El lujo de la interacción humana
En 30 años de servicio, nunca había imaginado clases, exámenes ni graduaciones a través de una fría pantalla. Siento la incomodidad del que vive en un mundo en el que ya no se reconoce
Me inspiran terror los elogios que están desgranando en estas semanas los corifeos de lo virtual y de la enseñanza telemática (entre ellos, por desgracia, el ministro de Universidades, Manuel Castells). Ese es un peligroso caballo de Troya que, aprovechando la pandemia, trata astutamente de derribar los últimos baluartes de nuestra intimidad y de la enseñanza. Por el contrario, en medio de tantas incertidumbres, yo he madurado una certeza: el contacto con los alumnos en el aula es lo único que puede dar verdadero sentido a la enseñanza e incluso a la propia vida del docente. En 30 años de servicio, nunca había imaginado clases, exámenes ni graduaciones a través de una fría pantalla. Y, mientras algunos colegas se deshacen en elogios sobre la didáctica del futuro, yo siento la incomodidad del que vive en un mundo en el que ya no se reconoce.
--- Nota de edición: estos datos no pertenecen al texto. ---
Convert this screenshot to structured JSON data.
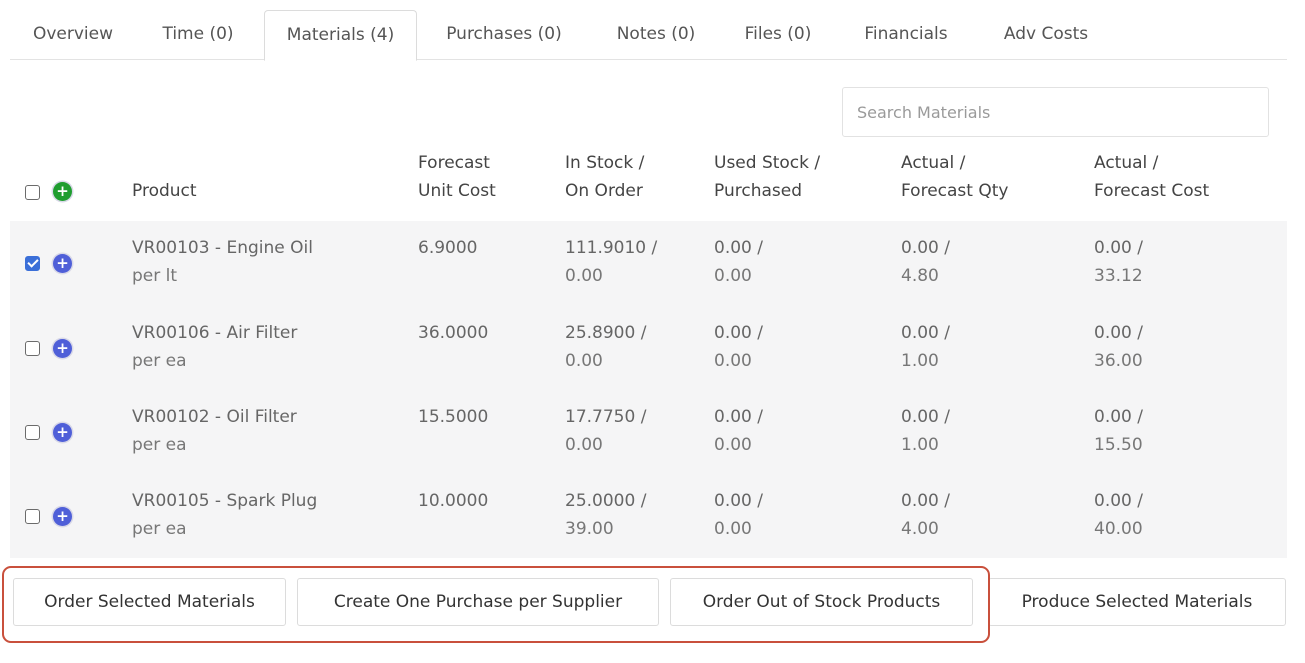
{
  "tabs": [
    {
      "label": "Overview"
    },
    {
      "label": "Time (0)"
    },
    {
      "label": "Materials (4)"
    },
    {
      "label": "Purchases (0)"
    },
    {
      "label": "Notes (0)"
    },
    {
      "label": "Files (0)"
    },
    {
      "label": "Financials"
    },
    {
      "label": "Adv Costs"
    }
  ],
  "active_tab": "Materials (4)",
  "search": {
    "placeholder": "Search Materials",
    "value": ""
  },
  "columns": {
    "product": "Product",
    "forecast_unit_cost": [
      "Forecast",
      "Unit Cost"
    ],
    "stock": [
      "In Stock /",
      "On Order"
    ],
    "used": [
      "Used Stock /",
      "Purchased"
    ],
    "qty": [
      "Actual /",
      "Forecast Qty"
    ],
    "cost": [
      "Actual /",
      "Forecast Cost"
    ]
  },
  "rows": [
    {
      "checked": true,
      "product": "VR00103 - Engine Oil",
      "unit": "per lt",
      "forecast_unit_cost": "6.9000",
      "in_stock": "111.9010 /",
      "on_order": "0.00",
      "used": "0.00 /",
      "purchased": "0.00",
      "actual_qty": "0.00 /",
      "forecast_qty": "4.80",
      "actual_cost": "0.00 /",
      "forecast_cost": "33.12"
    },
    {
      "checked": false,
      "product": "VR00106 - Air Filter",
      "unit": "per ea",
      "forecast_unit_cost": "36.0000",
      "in_stock": "25.8900 /",
      "on_order": "0.00",
      "used": "0.00 /",
      "purchased": "0.00",
      "actual_qty": "0.00 /",
      "forecast_qty": "1.00",
      "actual_cost": "0.00 /",
      "forecast_cost": "36.00"
    },
    {
      "checked": false,
      "product": "VR00102 - Oil Filter",
      "unit": "per ea",
      "forecast_unit_cost": "15.5000",
      "in_stock": "17.7750 /",
      "on_order": "0.00",
      "used": "0.00 /",
      "purchased": "0.00",
      "actual_qty": "0.00 /",
      "forecast_qty": "1.00",
      "actual_cost": "0.00 /",
      "forecast_cost": "15.50"
    },
    {
      "checked": false,
      "product": "VR00105 - Spark Plug",
      "unit": "per ea",
      "forecast_unit_cost": "10.0000",
      "in_stock": "25.0000 /",
      "on_order": "39.00",
      "used": "0.00 /",
      "purchased": "0.00",
      "actual_qty": "0.00 /",
      "forecast_qty": "4.00",
      "actual_cost": "0.00 /",
      "forecast_cost": "40.00"
    }
  ],
  "buttons": {
    "order_selected": "Order Selected Materials",
    "one_purchase": "Create One Purchase per Supplier",
    "order_out_of_stock": "Order Out of Stock Products",
    "produce_selected": "Produce Selected Materials"
  },
  "colors": {
    "add_header": "#1f9d2f",
    "add_row": "#4f5fd8",
    "checkbox_checked": "#3b6fd8",
    "highlight": "#c9503c",
    "row_bg": "#f5f5f6"
  },
  "icons": {
    "header_add": "plus-circle-icon",
    "row_add": "plus-circle-icon"
  }
}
No hablo de la situación de emergencia: ahora es inevitable adaptarse a lo virtual para salvar el curso del desastre. Me refiero al coro de cantores del progreso, los profesores gestores y las universidades telemáticas cuya publicidad inunda desde marzo las televisiones y los periódicos. Hay quien se muestra exultante porque considera que el coronavirus es una oportunidad para dar el tan esperado salto adelante y quien, por el contrario, piensa con tristeza en que es imposible enseñar sin la presencia de sus alumnos.
Por eso me da una pena terrible pensar en el riesgo de que, en otoño, haya que reanudar los cursos utilizando la didáctica digital. ¿Cómo podré arreglármelas sin los ritos que han dado vida y alegría a mi oficio desde hace decenios? ¿Cómo podré leer un texto clásico sin mirar a los ojos a mis estudiantes, sin reconocer en sus rostros los gestos de desaprobación o de complicidad? Basta una pregunta para hacer que pensemos en lo que hemos hecho mal. Porque los profesores también son estudiantes, y aprenden. Las escuelas y las universidades, sin la presencia de alumnos y enseñantes, se volverían espacios vacíos, privados del soplo vital.
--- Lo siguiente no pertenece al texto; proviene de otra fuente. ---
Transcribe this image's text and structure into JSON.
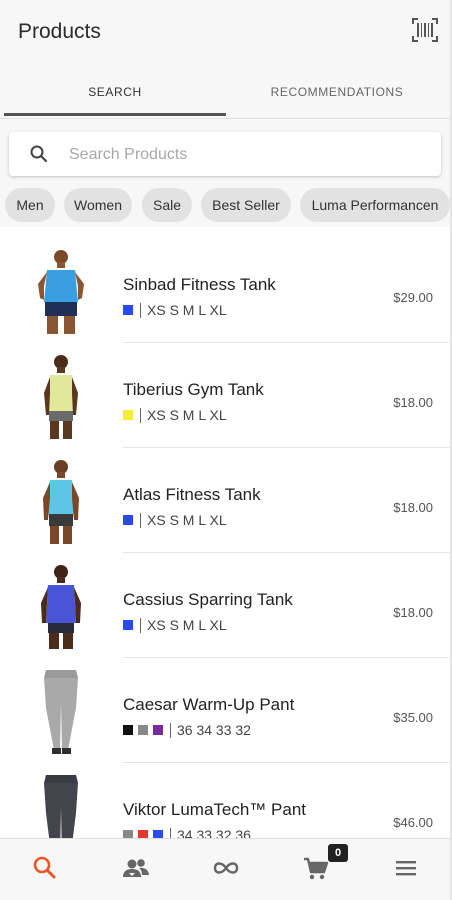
{
  "header": {
    "title": "Products",
    "barcode_icon": "barcode-scan-icon"
  },
  "tabs": [
    {
      "label": "SEARCH",
      "active": true
    },
    {
      "label": "RECOMMENDATIONS",
      "active": false
    }
  ],
  "search": {
    "placeholder": "Search Products",
    "value": "",
    "icon": "search-icon"
  },
  "chips": [
    "Men",
    "Women",
    "Sale",
    "Best Seller",
    "Luma Performancen"
  ],
  "products": [
    {
      "name": "Sinbad Fitness Tank",
      "colors": [
        "#2a4bf2"
      ],
      "sizes": "XS S M L XL",
      "price": "$29.00",
      "image": "man-blue-tank"
    },
    {
      "name": "Tiberius Gym Tank",
      "colors": [
        "#f4ec3b"
      ],
      "sizes": "XS S M L XL",
      "price": "$18.00",
      "image": "man-yellow-tank"
    },
    {
      "name": "Atlas Fitness Tank",
      "colors": [
        "#2a4bf2"
      ],
      "sizes": "XS S M L XL",
      "price": "$18.00",
      "image": "man-cyan-tank"
    },
    {
      "name": "Cassius Sparring Tank",
      "colors": [
        "#2a4bf2"
      ],
      "sizes": "XS S M L XL",
      "price": "$18.00",
      "image": "man-blue-sleeveless"
    },
    {
      "name": "Caesar Warm-Up Pant",
      "colors": [
        "#111111",
        "#888888",
        "#7a2a9a"
      ],
      "sizes": "36 34 33 32",
      "price": "$35.00",
      "image": "gray-sweatpants"
    },
    {
      "name": "Viktor LumaTech™ Pant",
      "colors": [
        "#888888",
        "#e8372c",
        "#2a4bf2"
      ],
      "sizes": "34 33 32 36",
      "price": "$46.00",
      "image": "dark-pants"
    }
  ],
  "bottom_nav": [
    {
      "name": "search-nav",
      "icon": "search-icon",
      "active": true
    },
    {
      "name": "people-nav",
      "icon": "people-icon",
      "active": false
    },
    {
      "name": "infinity-nav",
      "icon": "infinity-icon",
      "active": false
    },
    {
      "name": "cart-nav",
      "icon": "cart-icon",
      "active": false
    },
    {
      "name": "menu-nav",
      "icon": "hamburger-menu-icon",
      "active": false
    }
  ],
  "cart": {
    "count": "0"
  },
  "colors": {
    "accent": "#e8562a",
    "nav_icon": "#666666",
    "chip_bg": "#e2e2e2",
    "bar_bg": "#f7f7f7"
  }
}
En estos meses de confinamiento estamos dándonos cuenta como nunca de que las relaciones humanas —no las virtuales, las reales— están transformándose, cada vez más, en un artículo de lujo. Lo profetizó Saint-Exupéry cuando dijo que “no existe más que un verdadero lujo, el de las relaciones humanas”. Ahora podemos medir eficazmente la diferencia entre emergencia y normalidad. Si bien, en la emergencia de la pandemia, encerrados en casa, las videollamadas, Facebook, WhatsApp y otros instrumentos análogos se convierten en la única forma de mantener vivas nuestras relaciones, cuando lleguen los días normales, esos mismos instrumentos pueden conducir a peligrosos espejismos.
Es una simpleza pensar que la amistad con un perfil social puede coincidir con un clic. Tampoco conversar en las redes es lo mismo que cultivar afectos. Una relación, para ser genuina, necesita lazos vivos, reales, físicos. Y lo mismo ocurre con los usuarios de las redes sociales que creen que, encerrados en su habitación, pueden entablar relaciones a través de un ordenador: detrás de la conexión permanente con los demás, lo que acaba por formarse es una nueva forma de terrible soledad. Sería inimaginable vivir sin Internet o sin teléfonos. Pero la tecnología, como un pharmakon, puede curar o intoxicar; depende de la dosis. En The New York Times, Nellie Bowles cuenta que el uso de los dispositivos de este tipo en Estados Unidos está disminuyendo en las familias ricas y aumentando en las pobres y de clase media. Las élites de Silicon Valley envían a sus hijos a colegios donde se da prioridad a las relaciones humanas, más que a la tecnología. Entonces, en el futuro, ¿el lujo de la interacción humana estará cada vez más reservado a los vástagos de los ricos y lo digital y virtual a la formación de los menos pudientes?
Nuccio Ordine es profesor de la Universidad de Calabria.
Traducción de María Luisa Rodríguez Tapia.